5 Introduction

This week explores the cultural, ethical, and critical challenges posed by data artefacts and data-intensive scientific processes. Engaging with Critical Data Studies, we discuss issues around data capture, curation, data quality, inclusion/exclusion and representativeness. The session also discusses the different kinds of data that one can encounter across disciplines, the underlying characteristics of data and how we can analytically and practically approach data quality issues and the challenge of identifying and curating appropriate data sets.

The practical lab session walks students through the earlier stages of the data science process. We start by looking at different types of data suitable for analysis within a data science framework and move on to how to wrangle the data to make it available for further use.

5.1 Highlights of the lecture

Some of the key concepts you should remember from this week are …

Thinking broadly on and with data – ethical considerations, potential biases
Data type taxonomies, w.r.t., sources of data, scales of measurement and common interpretations of data: tabular, temporal, spatial, textual, network
Data wrangling: concepts and common methods, missing values and data transformation approaches

5.2 Practical Lab Session

The practical lab session walks you through the earlier stages of the data science process.
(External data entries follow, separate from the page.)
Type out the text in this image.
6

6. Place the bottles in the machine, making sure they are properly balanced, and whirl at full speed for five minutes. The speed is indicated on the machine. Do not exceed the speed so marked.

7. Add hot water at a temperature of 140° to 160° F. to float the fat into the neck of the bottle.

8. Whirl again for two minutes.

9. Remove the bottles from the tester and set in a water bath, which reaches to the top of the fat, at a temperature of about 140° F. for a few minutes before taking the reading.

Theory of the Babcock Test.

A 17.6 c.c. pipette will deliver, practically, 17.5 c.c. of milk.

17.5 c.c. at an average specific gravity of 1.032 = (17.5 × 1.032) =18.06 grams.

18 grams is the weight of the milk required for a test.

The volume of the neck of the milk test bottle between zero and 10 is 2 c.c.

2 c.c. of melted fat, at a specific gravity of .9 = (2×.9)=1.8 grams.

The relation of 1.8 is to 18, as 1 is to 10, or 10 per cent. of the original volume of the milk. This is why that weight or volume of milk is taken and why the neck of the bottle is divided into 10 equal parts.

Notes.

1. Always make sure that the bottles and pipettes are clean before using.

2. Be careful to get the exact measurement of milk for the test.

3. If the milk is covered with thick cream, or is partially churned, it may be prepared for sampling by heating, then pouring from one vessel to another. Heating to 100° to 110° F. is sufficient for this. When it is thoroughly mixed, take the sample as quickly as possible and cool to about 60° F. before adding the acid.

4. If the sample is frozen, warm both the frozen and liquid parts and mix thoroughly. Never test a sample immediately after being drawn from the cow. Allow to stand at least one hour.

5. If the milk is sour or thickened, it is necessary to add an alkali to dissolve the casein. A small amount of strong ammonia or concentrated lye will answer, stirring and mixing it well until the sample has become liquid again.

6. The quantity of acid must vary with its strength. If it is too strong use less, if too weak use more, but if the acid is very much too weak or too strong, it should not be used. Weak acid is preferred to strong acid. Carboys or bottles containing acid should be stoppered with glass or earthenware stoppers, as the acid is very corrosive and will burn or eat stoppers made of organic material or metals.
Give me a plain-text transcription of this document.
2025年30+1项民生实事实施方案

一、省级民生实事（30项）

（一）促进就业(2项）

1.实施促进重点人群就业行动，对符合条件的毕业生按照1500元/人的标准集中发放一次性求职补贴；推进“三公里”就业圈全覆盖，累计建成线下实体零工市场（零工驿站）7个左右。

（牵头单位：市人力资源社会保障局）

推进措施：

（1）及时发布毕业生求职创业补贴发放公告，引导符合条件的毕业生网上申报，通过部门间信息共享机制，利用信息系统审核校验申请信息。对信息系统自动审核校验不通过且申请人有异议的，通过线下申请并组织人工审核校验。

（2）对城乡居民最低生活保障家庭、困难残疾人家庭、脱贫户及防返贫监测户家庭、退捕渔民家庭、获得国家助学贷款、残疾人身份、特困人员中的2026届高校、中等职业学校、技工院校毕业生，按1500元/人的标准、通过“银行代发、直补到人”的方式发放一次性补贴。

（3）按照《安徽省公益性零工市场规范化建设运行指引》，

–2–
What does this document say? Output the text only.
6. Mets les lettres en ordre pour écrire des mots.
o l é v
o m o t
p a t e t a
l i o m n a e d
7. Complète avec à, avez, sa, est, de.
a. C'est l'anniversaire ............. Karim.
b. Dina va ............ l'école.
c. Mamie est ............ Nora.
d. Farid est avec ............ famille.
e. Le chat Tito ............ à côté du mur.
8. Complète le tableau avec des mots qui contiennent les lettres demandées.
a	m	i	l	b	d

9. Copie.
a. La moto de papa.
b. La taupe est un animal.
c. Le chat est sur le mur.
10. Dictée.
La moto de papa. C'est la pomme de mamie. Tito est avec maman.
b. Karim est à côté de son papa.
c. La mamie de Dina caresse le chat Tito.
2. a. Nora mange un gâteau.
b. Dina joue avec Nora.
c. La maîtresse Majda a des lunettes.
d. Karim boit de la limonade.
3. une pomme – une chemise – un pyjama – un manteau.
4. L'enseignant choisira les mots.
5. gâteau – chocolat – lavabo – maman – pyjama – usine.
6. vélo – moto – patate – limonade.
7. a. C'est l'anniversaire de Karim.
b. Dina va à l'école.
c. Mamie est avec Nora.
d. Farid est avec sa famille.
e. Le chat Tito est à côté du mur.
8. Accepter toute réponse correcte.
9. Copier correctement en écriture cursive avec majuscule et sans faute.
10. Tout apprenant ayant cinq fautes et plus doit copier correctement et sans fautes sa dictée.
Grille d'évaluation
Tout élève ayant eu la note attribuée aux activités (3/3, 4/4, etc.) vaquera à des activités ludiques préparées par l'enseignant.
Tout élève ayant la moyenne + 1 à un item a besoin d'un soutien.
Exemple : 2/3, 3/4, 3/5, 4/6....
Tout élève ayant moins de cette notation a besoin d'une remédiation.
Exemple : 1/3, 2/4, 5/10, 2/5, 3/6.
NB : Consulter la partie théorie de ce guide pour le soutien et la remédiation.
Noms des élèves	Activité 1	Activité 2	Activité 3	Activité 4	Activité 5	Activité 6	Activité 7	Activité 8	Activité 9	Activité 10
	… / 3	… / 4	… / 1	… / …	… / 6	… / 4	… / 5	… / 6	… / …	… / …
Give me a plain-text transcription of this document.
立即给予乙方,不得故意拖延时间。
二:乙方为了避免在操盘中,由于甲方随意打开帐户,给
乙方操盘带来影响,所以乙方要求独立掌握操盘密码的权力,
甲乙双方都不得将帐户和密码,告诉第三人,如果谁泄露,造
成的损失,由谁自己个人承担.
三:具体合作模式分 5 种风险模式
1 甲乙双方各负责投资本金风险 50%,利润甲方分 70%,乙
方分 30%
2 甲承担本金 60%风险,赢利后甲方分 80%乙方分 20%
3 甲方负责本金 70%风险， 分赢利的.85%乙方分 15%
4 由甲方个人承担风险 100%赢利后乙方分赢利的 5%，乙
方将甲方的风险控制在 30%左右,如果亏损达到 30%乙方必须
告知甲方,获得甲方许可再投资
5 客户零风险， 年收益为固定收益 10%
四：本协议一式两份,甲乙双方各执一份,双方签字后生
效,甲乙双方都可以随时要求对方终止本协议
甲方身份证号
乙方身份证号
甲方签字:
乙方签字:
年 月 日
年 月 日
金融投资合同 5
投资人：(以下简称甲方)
We start by looking at different types of data suitable for analysis within a data science framework and move on to how to wrangle the data to make it available for further use.

At the end of the session, you should be able to ..

Perform basic data manipulation and data merging tasks with Numpy and Pandas
Identify and address data quality issues
Get familiar with elementary data visualisation tools to help you interrogate the data

5.3 Independent learning & Reading lists

5.3.1 Required reading

Thinking comprehensively on Data and Data Science – Data Feminism by Catherine D’Ignazio and Lauren Klein: You can read the introduction chapter and chapter-1 in relation to discussions this week: https://mitpressonpubpub.mitpress.mit.edu/data-feminism
Watch: Databite No. 131: Data Feminism by Catherine D’Ignazio and Lauren F. Klein: https://youtu.be/Su3vIF5P06M
On data wrangling: Kandel, Sean, et al. “Research directions in data wrangling: Visualizations and transformations for usable and credible data.” Information Visualization 10.4 (2011): 271-288.
On biases in data/modelling workflows: Suresh, H. and Guttag, J.V., 2019. A framework for understanding unintended consequences of machine learning. arXiv preprint arXiv:1901.10002. [pdf]

5.3.2 Background reading

On missing value removal (accessible through library resources): Acuna, Edgar, and Caroline Rodriguez. “The treatment of missing values and its effect on classifier accuracy.” Classification, Clustering, and Data Mining Applications. Springer Berlin Heidelberg, 2004. 639-647.
Saar-Tsechansky, Maytal, and Foster Provost. “Handling Missing Values when Applying Classification Models.” Journal of Machine Learning Research 8 (2007): 1625-1657.